It turns out that just like the Grinch, your heart grows! You don’t have to divide your love, you’ll develop the capability to give infinitely more with each child.
Your time, on the other hand, of that there is a finite quality. Perhaps never before in human history has a mother’s time, in particular, been so in demand. Here’s some not-so-expert advice on how to literally “do it all.”
For the past seven years, my life has been a constant cycle of either being pregnant or breastfeeding. I personally choose to only feed one at a time that way, but many others make a successful run at tandem feeding. You do you, boo.
My general approach is to treat the child like the individual person, deserving of respect and kindness, that they are. Sometimes, silence is the best response. Other times, they need to be talked through a situation. Always, always, always, I try to remember how very little they truly are and how absolutely dependent they are on us for love.
My husband and I share the bedtime duties since we’re outnumbered 2:3. He usually puts the bigs down and I do the baby. Then… ADULT TIME! With three energetic, rambunctious little ones, adult time is crucial to my personal sanity and we are big fans of early bedtimes.
Some days, it’s heat and serve. We do baby-led weaning so in general my kids have varied, healthy appetites. Having several kids, I grocery shop alone. This is a must for me, unless it’s Publix. Double-seat, racing car shopping cart, free cookies and stickers? Count me in.
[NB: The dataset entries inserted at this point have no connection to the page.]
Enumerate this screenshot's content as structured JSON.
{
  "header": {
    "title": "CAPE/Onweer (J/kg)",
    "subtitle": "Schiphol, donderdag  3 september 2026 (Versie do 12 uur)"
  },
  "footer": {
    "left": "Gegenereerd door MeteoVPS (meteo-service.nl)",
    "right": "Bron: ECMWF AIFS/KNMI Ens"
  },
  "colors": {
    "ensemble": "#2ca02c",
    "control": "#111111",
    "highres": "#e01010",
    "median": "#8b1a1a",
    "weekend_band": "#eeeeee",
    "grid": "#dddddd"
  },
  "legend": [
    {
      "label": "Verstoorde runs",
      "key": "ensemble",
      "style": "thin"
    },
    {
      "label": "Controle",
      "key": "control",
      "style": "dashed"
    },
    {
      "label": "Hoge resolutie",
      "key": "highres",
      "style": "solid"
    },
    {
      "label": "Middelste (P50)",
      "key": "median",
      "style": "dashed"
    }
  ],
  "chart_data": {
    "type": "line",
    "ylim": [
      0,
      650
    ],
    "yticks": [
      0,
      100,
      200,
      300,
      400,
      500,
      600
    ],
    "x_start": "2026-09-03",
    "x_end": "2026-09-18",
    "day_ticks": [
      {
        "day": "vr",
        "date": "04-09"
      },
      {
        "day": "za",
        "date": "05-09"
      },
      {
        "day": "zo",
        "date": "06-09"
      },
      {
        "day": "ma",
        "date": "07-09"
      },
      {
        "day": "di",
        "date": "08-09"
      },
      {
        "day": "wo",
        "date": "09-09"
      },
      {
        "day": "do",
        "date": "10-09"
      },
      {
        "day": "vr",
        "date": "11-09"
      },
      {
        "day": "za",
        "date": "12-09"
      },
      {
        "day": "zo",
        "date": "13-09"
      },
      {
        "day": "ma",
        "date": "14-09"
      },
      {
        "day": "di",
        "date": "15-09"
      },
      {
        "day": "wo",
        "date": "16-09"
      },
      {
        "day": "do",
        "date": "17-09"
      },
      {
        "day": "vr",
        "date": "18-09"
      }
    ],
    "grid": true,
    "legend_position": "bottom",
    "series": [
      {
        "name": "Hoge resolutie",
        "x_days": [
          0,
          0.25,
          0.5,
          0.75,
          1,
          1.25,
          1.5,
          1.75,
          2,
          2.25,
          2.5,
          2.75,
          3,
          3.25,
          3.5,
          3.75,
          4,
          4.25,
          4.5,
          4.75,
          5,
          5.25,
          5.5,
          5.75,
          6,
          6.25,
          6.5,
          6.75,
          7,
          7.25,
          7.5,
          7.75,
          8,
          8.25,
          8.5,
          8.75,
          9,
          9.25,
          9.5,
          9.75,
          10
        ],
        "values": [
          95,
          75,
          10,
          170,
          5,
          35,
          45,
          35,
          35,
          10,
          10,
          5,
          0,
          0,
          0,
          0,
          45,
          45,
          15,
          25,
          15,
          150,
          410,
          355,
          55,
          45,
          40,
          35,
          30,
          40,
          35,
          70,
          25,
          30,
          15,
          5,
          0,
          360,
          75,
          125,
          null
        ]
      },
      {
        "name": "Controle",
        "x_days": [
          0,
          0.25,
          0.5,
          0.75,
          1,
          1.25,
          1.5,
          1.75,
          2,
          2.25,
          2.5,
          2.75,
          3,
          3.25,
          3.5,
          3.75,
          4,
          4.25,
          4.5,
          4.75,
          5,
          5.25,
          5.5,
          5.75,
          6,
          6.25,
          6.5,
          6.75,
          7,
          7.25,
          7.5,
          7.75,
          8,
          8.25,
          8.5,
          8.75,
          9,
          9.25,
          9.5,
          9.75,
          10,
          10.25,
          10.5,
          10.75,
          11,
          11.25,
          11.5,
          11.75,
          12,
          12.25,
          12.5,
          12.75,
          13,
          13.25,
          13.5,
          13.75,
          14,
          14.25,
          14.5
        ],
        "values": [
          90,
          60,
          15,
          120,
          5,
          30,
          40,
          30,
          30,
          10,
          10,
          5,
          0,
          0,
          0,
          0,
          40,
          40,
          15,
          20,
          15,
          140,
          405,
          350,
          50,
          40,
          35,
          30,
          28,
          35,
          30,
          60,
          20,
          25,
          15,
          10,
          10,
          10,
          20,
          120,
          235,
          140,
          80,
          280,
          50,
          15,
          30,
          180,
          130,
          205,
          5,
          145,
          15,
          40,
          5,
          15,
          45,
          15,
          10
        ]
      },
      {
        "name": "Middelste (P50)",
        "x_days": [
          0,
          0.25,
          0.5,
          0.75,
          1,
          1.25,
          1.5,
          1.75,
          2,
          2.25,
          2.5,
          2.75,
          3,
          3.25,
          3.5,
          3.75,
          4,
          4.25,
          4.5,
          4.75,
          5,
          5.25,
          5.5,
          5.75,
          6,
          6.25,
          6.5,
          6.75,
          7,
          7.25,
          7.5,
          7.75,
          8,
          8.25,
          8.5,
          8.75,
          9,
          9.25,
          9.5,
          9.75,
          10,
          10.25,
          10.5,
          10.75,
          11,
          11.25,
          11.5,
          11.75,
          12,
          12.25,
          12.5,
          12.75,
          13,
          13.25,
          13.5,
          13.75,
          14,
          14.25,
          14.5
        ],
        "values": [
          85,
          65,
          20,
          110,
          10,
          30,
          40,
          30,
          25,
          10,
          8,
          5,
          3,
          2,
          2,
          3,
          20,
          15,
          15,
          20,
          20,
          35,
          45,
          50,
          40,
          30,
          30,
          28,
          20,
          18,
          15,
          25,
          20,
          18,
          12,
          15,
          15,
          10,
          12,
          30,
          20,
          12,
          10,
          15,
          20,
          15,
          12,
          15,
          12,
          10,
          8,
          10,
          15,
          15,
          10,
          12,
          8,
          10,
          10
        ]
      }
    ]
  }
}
I try to spread out as much of the get-ready-for-school nonsense as possible. I’ve found a few tricks that seem to work for us; get clothes out the night before. Let kids choose their own. I set my alarm to wake up, hopefully, 30 minutes before they do to mentally start the day.
Frankly, we don’t do a lot of this. Next. In all seriousness, my approach is to do it together. Bath or shower, toys, lots of soap. Eventually they’ll get clean or really prune-y.
With three children, the house is never completely picked up or clean. I try to pick my battles, but this is a definite weak area in my parenting style because I really prefer for everything to be in its place. I’ve learned to teach to the kids “Off the floor. I’d prefer in the right place, but off the floor is the most important thing.” I’ve also given the bigger kids allowances for chores like picking up the living room and making their beds.
We’ve been blessed with a third baby who is a “good” car rider. Which is a blessing indeed given how much taxiing around takes place! School, gymnastics, swim lessons, my own profession, etc., requires a great deal of time in the car. We muddle through with the kids’ channel on the satellite radio, car games and a fair amount of “Don’t make me pull this car over!”
This is a pretty popular concept lately and looks different for every person. Mine comes from a few different buckets and is often only for short periods of time: Early bedtimes – see above. Time – even if it’s work – where I’m acting as a smart, capable adult separate from “mommy.” Pedicures. 15 minute trips browsing through TJ Maxx. If there is a moment to knit, that’s a true luxury.
Some people are night owls. Others are early birds. Christie says I’m a noon pigeon. Ha! I’d love to stay up late and I’d love to wake up early if it meant I was alone. But I’ve been gifted a child who loves to wake up very early. For that reason, I go to bed early. It’s not my preference, but I do require at least eight hours of sleep, so there it is.
And you? What are your tricks for parenting to more than one child?